One in three kids removed from families become homeless
Original source: Newcastle Herald
Author: Gabriel Fowler
CHILDREN removed from their families, hundreds then holed up in hotels manned by shift workers, need homes and healing, Adopt Change says.
The national not-for-profit is calling on NSW Treasury to better provide for kids in out-of-home care with “adequate funding”.
It is the NSW State Government’s responsibility to ensure they find a home with carer families who are supported, says Adopt Change CEO Renee Carter.
Commending the Minister for Communities and Families and Port Stephens MP Kate Washington for putting system reform on the agenda, Ms Carter said an immediate injection of funds is needed.
“Government takes a child from their birth family on the basis that they’re deemed unsafe,” Ms Carter said.
“They’re then under the parental responsibility of the minister, and then therefore the minister and the state have a huge obligation to ensure that the child is actually provided with what they’re taken into care for.
“They need to be given family-based alternative care, and they need to be given the support to heal. We are calling for government to commit to a home and healing for every child because that’s the fundamental premise of bringing a child into the care system.

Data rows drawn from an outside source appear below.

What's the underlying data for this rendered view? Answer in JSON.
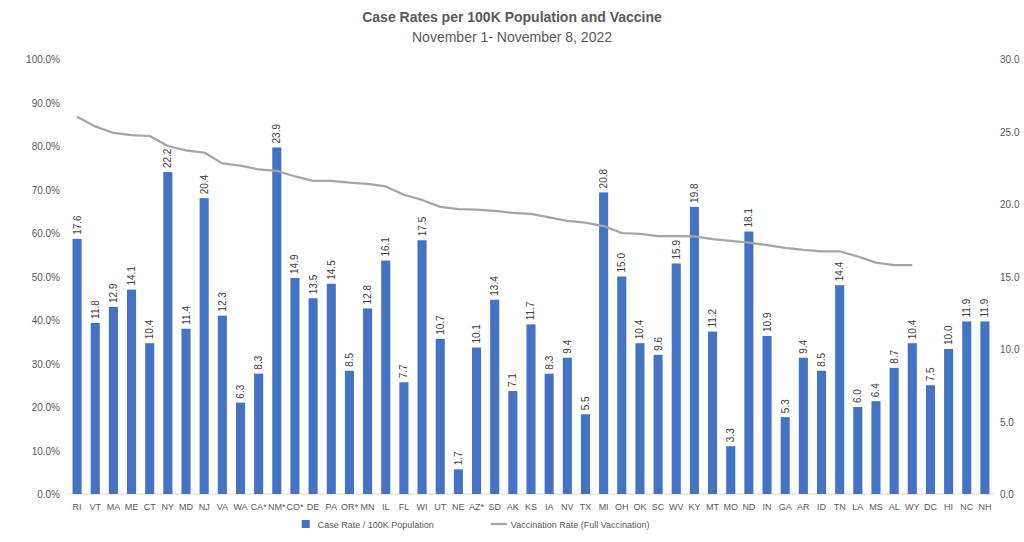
{
  "chart_data": {
    "type": "bar",
    "title": "Case Rates per 100K Population and Vaccine",
    "subtitle": "November 1- November 8, 2022",
    "categories": [
      "RI",
      "VT",
      "MA",
      "ME",
      "CT",
      "NY",
      "MD",
      "NJ",
      "VA",
      "WA",
      "CA*",
      "NM*",
      "CO*",
      "DE",
      "PA",
      "OR*",
      "MN",
      "IL",
      "FL",
      "WI",
      "UT",
      "NE",
      "AZ*",
      "SD",
      "AK",
      "KS",
      "IA",
      "NV",
      "TX",
      "MI",
      "OH",
      "OK",
      "SC",
      "WV",
      "KY",
      "MT",
      "MO",
      "ND",
      "IN",
      "GA",
      "AR",
      "ID",
      "TN",
      "LA",
      "MS",
      "AL",
      "WY",
      "DC",
      "HI",
      "NC",
      "NH"
    ],
    "series": [
      {
        "name": "Case Rate / 100K Population",
        "type": "bar",
        "color": "#4472c4",
        "axis": "y2",
        "values": [
          17.6,
          11.8,
          12.9,
          14.1,
          10.4,
          22.2,
          11.4,
          20.4,
          12.3,
          6.3,
          8.3,
          23.9,
          14.9,
          13.5,
          14.5,
          8.5,
          12.8,
          16.1,
          7.7,
          17.5,
          10.7,
          1.7,
          10.1,
          13.4,
          7.1,
          11.7,
          8.3,
          9.4,
          5.5,
          20.8,
          15.0,
          10.4,
          9.6,
          15.9,
          19.8,
          11.2,
          3.3,
          18.1,
          10.9,
          5.3,
          9.4,
          8.5,
          14.4,
          6.0,
          6.4,
          8.7,
          10.4,
          7.5,
          10.0,
          11.9,
          11.9
        ],
        "value_labels": [
          "17.6",
          "11.8",
          "12.9",
          "14.1",
          "10.4",
          "22.2",
          "11.4",
          "20.4",
          "12.3",
          "6.3",
          "8.3",
          "23.9",
          "14.9",
          "13.5",
          "14.5",
          "8.5",
          "12.8",
          "16.1",
          "7.7",
          "17.5",
          "10.7",
          "1.7",
          "10.1",
          "13.4",
          "7.1",
          "11.7",
          "8.3",
          "9.4",
          "5.5",
          "20.8",
          "15.0",
          "10.4",
          "9.6",
          "15.9",
          "19.8",
          "11.2",
          "3.3",
          "18.1",
          "10.9",
          "5.3",
          "9.4",
          "8.5",
          "14.4",
          "6.0",
          "6.4",
          "8.7",
          "10.4",
          "7.5",
          "10.0",
          "11.9",
          "11.9"
        ]
      },
      {
        "name": "Vaccination Rate (Full Vaccination)",
        "type": "line",
        "color": "#a5a5a5",
        "axis": "y",
        "values": [
          86.7,
          84.5,
          83.0,
          82.5,
          82.3,
          80.0,
          79.0,
          78.5,
          76.0,
          75.5,
          74.6,
          74.3,
          73.0,
          72.0,
          72.0,
          71.6,
          71.3,
          70.7,
          68.8,
          67.6,
          66.0,
          65.5,
          65.4,
          65.1,
          64.6,
          64.4,
          63.6,
          62.8,
          62.4,
          61.6,
          60.0,
          59.8,
          59.3,
          59.3,
          59.2,
          58.6,
          58.2,
          57.8,
          57.2,
          56.6,
          56.1,
          55.8,
          55.8,
          54.6,
          53.2,
          52.6,
          52.6,
          null,
          null,
          null,
          null
        ]
      }
    ],
    "ylim": [
      0,
      100
    ],
    "yticks": [
      {
        "value": 0,
        "label": "0.0%"
      },
      {
        "value": 10,
        "label": "10.0%"
      },
      {
        "value": 20,
        "label": "20.0%"
      },
      {
        "value": 30,
        "label": "30.0%"
      },
      {
        "value": 40,
        "label": "40.0%"
      },
      {
        "value": 50,
        "label": "50.0%"
      },
      {
        "value": 60,
        "label": "60.0%"
      },
      {
        "value": 70,
        "label": "70.0%"
      },
      {
        "value": 80,
        "label": "80.0%"
      },
      {
        "value": 90,
        "label": "90.0%"
      },
      {
        "value": 100,
        "label": "100.0%"
      }
    ],
    "y2lim": [
      0,
      30
    ],
    "y2ticks": [
      {
        "value": 0,
        "label": "0.0"
      },
      {
        "value": 5,
        "label": "5.0"
      },
      {
        "value": 10,
        "label": "10.0"
      },
      {
        "value": 15,
        "label": "15.0"
      },
      {
        "value": 20,
        "label": "20.0"
      },
      {
        "value": 25,
        "label": "25.0"
      },
      {
        "value": 30,
        "label": "30.0"
      }
    ],
    "grid": false,
    "legend": "bottom",
    "data_labels": true
  }
}
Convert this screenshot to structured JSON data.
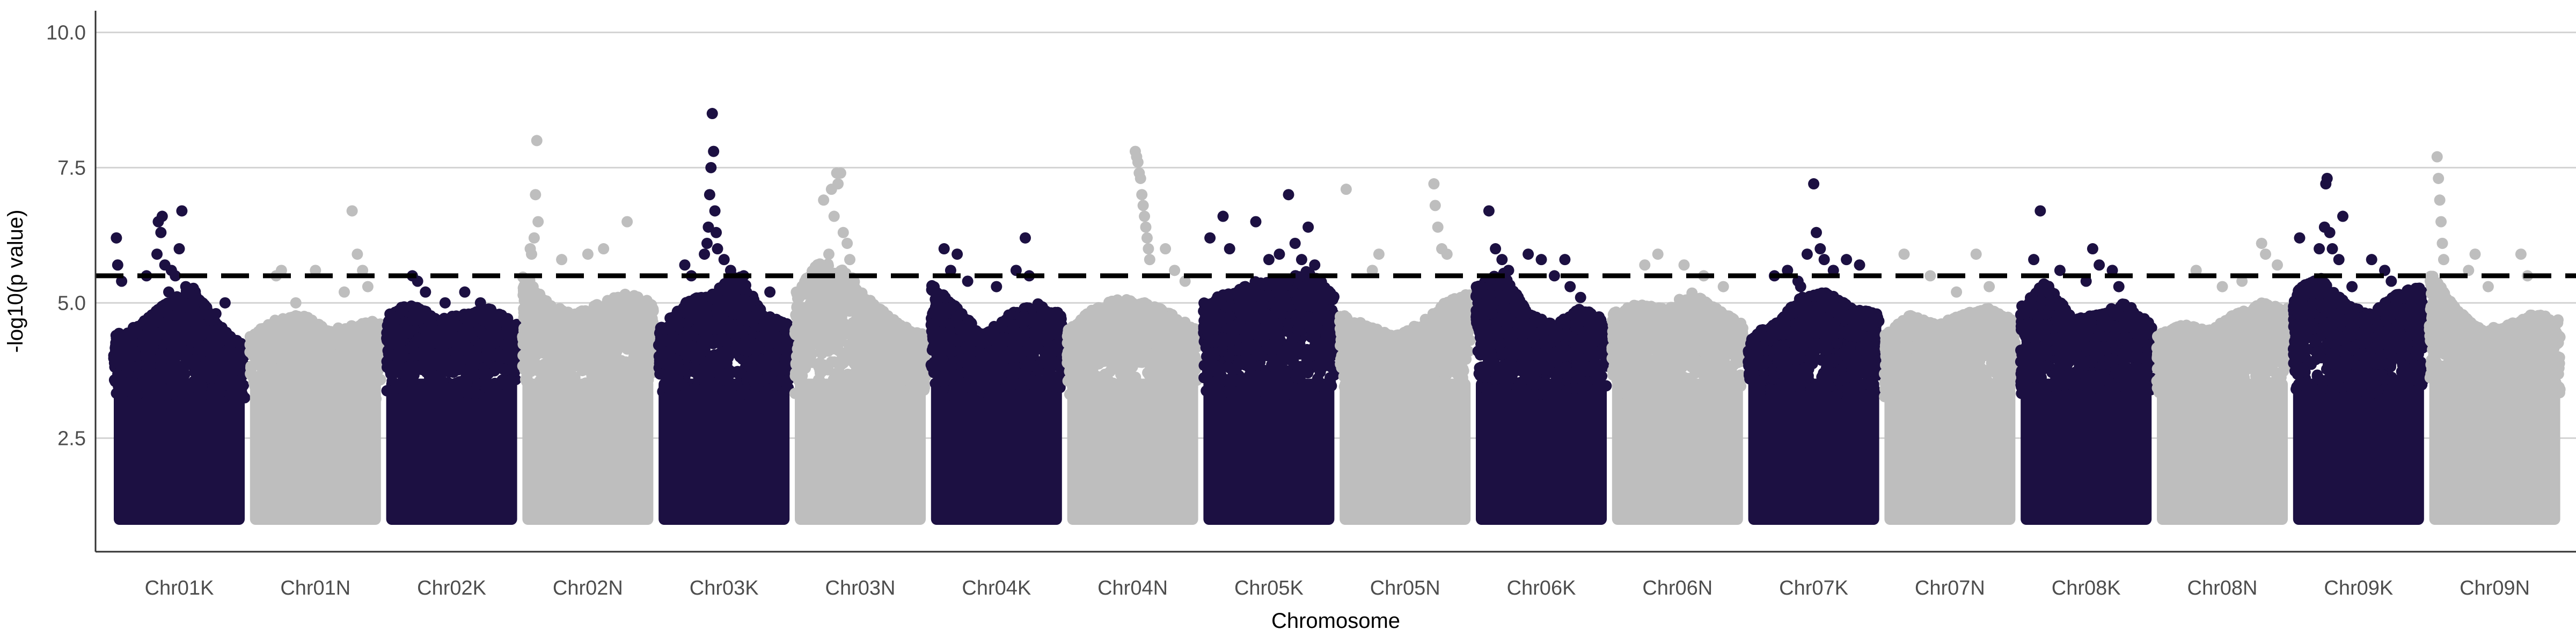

“Unfortunately, what’s happening now, and what has been happening for a while is that a child is brought into the care system and for a myriad of reasons, they’re not actually being put in home-based care, or even if they are, they’re not being given stability or permanency.”
The outcomes are tragic, Ms Carter said, with a third of young people ending up homeless after the first year of leaving care at 18, and 75 per cent not finishing school
Ms Washington said she was shocked when she came into office to learn how many children were living in what’s known as ‘alternative care arrangements’ which include hotels and motels.
“Under the former government, the use of hotels and motels for vulnerable children skyrocketed, and the child protection system was left to spiral out of control,” Ms Washington said.
The number of children living in those placements has dropped by 42 per cent from 139 children in November, to 80 in February, she said.
At a Budget Estimates hearing on March 4, Ms Washington said some of those children had been restored safely to their families, some were now in foster homes, and some had beene placed into residential care with therapeutic support.
Ms Carter said it was costing the government an average of $840,000 to keep a child in an emergency placement only to deliver terrible outcomes, compared to the support that a carer provides on just $15,000 a year.
Former Homelessness NSW CEO Trina Jones has been appointed as the state’s first rent commissioner to advise the government on addressing the growing rental crisis.
“The money is going into the wrong place,” Ms Carter said.
“It’s not a particularly viable role in this economic climate either. We could double our program if we had the money from four of those placements.
“We could assist in locating over 1,100 additional potential homes and provide support on 2,250 additional carer support cases to retain carers. So it is really significant.”
In NSW, Adopt Change operates the government-funded My Forever Family NSW program to support, recruit, train and advocate for foster and kinship carers, guardians, and adoptive parents from out-of-home care.
In its pre-budget submission to Treasury, Adopt Change has called for a review and analysis of supports currently offered to carers of children in out-of-home care.
“We have requested funding for one year to put together a task force and provide recommendations on two key things,” Ms Carter said.
“One is what should carers actually be given to make it a viable role, because $15,000 is not enough.”
The second priority was for therapeutic care funding to be individualised and attached to each child, rather than flowing into agencies’ pooled funds.